As you keep your staff safe during an emergency, take care to ensure that regulatory aspects of your reaction are considered.
The global coronavirus crisis has taught us that an ongoing public health emergency needs to be added to a list of business threats – besides flooding and volcanic ash cloud. Here are three tips for implementing your contingency plans in a manner which reduces compliance risk.
Employers are considering a wide range of options to reduce the risk of infection at the workplace. Homeworking and flexible working arrangements can be an effective way to mitigate the risk of staff exposure and presumably you have the appropriate employment and data protection policies and procedures, which permit and govern these types of working arrangements, already in place.
During an emergency, an employer typically enjoys a wide margin of discretion when reorganising its daily operations. In the case of Covid-19, a company might roll out mandatory staff training or require the use of disinfectants. However, the question of probing into the personal circumstances of your staff is more complicated. Can you ask Bob in Finance about his recent family holiday, for the sake of the health and safety of your broader workforce?
What appears to begin with an innocuous question may have considerable ramifications for the employee, if subsequently asked to stay at home, or for you, if the spotlight turns onto your personnel procedures and records.
In essence, conversations with staff about their private lives may constitute a form of monitoring and possibly profiling. A narrow margin of discretion applies to employers in relation to both activities at the workplace and you need to be able to justify your approach.
An employer’s reliance on employees’ consent as a legal basis to process their personal data is problematic. This is because of the perceived unequal power dynamic between an employer and its employees. You need to establish if there is another reason in law to have such discussions and how to appropriately conduct them, as well as taking into account your existing company policies and applying them in a non-discriminatory way.
You may also be prompted by your staff to investigate a colleague’s flu-like symptoms. This leads you to consider the question of whether you can test his or her temperature at the workplace and/or send him or her to the company’s physician.
At issue here is the fitness to work of the employee and your obligation to protect the workforce, for example, for health and safety or public interest in the area of public health (at the time of writing, no Governmental order has issued on this net issue). You need to ascertain if, why, and how you will implement mandatory legal testing in practice. Again, broader considerations of employment equality, data protection, and privacy laws apply and must be considered. Also, the existence of a crisis does not justify departure from established company policies and best practice.
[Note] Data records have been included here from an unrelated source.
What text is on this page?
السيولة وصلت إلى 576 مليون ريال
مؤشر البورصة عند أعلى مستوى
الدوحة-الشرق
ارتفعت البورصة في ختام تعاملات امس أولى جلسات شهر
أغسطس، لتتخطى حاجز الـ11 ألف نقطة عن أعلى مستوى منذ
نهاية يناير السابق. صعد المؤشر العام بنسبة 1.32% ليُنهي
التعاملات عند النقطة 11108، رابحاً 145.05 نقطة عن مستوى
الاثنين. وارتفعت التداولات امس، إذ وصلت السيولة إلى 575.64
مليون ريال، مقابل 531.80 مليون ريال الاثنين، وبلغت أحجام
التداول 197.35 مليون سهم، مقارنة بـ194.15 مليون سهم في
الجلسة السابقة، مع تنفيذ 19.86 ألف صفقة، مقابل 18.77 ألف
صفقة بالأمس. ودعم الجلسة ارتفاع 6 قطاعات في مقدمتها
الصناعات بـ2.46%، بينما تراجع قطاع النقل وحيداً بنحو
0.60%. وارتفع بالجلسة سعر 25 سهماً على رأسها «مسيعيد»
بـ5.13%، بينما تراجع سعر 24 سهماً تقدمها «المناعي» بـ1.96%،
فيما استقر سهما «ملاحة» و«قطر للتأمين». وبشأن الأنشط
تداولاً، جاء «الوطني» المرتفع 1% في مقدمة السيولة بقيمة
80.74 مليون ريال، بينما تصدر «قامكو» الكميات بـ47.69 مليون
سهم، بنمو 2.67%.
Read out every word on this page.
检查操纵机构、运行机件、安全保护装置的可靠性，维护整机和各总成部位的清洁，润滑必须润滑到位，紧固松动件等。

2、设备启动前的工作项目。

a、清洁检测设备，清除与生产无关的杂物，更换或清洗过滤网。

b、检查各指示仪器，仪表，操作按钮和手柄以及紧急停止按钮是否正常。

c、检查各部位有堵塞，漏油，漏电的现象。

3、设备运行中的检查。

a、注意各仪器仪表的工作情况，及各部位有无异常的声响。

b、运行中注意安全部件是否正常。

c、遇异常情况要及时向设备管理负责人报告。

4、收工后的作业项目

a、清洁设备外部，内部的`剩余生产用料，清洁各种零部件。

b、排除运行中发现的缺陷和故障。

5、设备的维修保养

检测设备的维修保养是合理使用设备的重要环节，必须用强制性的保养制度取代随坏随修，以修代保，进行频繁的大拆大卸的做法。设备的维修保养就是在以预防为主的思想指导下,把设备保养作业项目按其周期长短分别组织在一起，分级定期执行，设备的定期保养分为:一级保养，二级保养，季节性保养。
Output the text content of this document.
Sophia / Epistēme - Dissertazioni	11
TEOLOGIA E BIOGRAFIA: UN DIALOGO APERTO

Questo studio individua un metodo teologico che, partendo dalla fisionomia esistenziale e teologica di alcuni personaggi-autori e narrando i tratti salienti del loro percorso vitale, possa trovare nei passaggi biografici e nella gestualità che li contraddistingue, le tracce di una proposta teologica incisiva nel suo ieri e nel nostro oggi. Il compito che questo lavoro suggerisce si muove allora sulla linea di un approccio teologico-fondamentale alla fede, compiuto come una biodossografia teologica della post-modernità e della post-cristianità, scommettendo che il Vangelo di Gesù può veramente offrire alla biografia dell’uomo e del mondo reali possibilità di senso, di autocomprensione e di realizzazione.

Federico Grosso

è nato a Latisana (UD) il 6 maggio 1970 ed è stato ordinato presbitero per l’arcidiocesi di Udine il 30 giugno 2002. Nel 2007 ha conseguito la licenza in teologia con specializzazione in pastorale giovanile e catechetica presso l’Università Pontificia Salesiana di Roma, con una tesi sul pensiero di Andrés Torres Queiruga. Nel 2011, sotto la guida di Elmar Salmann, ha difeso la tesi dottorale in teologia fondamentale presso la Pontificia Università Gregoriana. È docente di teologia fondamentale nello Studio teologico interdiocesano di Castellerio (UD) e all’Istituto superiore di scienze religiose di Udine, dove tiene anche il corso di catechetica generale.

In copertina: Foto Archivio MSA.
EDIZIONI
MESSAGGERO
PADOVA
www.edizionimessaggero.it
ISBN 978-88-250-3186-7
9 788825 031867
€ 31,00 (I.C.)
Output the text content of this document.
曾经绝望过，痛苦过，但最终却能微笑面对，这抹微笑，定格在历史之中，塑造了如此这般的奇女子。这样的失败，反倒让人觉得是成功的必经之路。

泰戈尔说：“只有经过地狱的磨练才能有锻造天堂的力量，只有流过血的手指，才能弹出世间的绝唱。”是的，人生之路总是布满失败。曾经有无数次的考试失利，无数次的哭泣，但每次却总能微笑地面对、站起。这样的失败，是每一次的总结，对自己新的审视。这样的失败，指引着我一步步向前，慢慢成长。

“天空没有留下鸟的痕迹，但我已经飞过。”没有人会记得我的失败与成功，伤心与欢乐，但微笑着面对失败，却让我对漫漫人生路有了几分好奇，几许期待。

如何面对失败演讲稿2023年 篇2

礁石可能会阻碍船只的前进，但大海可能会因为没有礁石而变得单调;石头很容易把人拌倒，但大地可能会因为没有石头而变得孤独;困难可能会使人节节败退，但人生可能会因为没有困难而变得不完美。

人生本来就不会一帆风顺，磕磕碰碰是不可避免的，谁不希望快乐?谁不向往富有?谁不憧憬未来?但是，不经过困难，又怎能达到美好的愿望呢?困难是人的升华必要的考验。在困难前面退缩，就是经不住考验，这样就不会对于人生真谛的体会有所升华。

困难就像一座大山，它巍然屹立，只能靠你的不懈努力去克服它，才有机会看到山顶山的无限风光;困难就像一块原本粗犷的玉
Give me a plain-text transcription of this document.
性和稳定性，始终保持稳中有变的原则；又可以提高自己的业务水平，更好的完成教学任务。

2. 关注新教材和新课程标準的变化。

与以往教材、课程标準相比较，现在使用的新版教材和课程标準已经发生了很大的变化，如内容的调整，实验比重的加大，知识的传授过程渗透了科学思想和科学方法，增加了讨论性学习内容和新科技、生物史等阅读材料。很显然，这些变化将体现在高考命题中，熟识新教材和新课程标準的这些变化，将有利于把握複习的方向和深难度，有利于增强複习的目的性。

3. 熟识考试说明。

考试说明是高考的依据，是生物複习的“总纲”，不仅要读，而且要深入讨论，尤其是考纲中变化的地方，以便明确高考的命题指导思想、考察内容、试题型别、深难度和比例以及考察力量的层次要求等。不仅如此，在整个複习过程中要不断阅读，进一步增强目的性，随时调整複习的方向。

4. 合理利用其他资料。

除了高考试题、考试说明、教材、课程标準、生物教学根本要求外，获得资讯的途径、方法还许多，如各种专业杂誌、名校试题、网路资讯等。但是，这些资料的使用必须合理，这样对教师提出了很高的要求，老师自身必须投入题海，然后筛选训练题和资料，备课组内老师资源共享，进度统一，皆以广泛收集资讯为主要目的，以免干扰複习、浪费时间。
You should carefully identify the precise lawful basis for your testing and review how you provide sufficient information to your staff on this issue. What will you test, when will you test, who will be tested, who carries out the tests and on the basis of which service contract, what happens with the results, how long will they be retained and what are the consequences?
Existing employee privacy policies and procedures should be reviewed and enhanced, where necessary, to ensure they address any future obligation to conduct health examinations of employees in the case of public health emergencies or generally. Given that health data is highly regulated and these tests are generally considered as intrusive, proceeding with caution is necessary.
In a crisis, you may need to liaise with relevant authorities to ensure the safety of your staff. In the case of Covid-19, for example, you may work with the HSE and/or other state authorities in order to facilitate contact tracing and other public health measures.
However, even in a crisis, you are required to follow compliant procedures. There are a number of preparatory steps you should consider before making any disclosure of staff personal data. For example, satisfy yourself as to the nature and scope of the request, identify only relevant personal data, establish your legal grounds for disclosure, ensure that this legal basis is communicated to staff and ensure any disclosure of personal data is performed in a secure manner. Ensure that your DPO, if applicable, is closely involved in such decisions and that employee privacy is protected in line with laws.
Your duty of care to your workforce includes your duty to treat their personal data, and in particular their medical data, in accordance with your data protection obligations. In a crisis, if in doubt, seek advice prior to any disclosures, and take care that internal communication of such data is limited to those who strictly need to know it.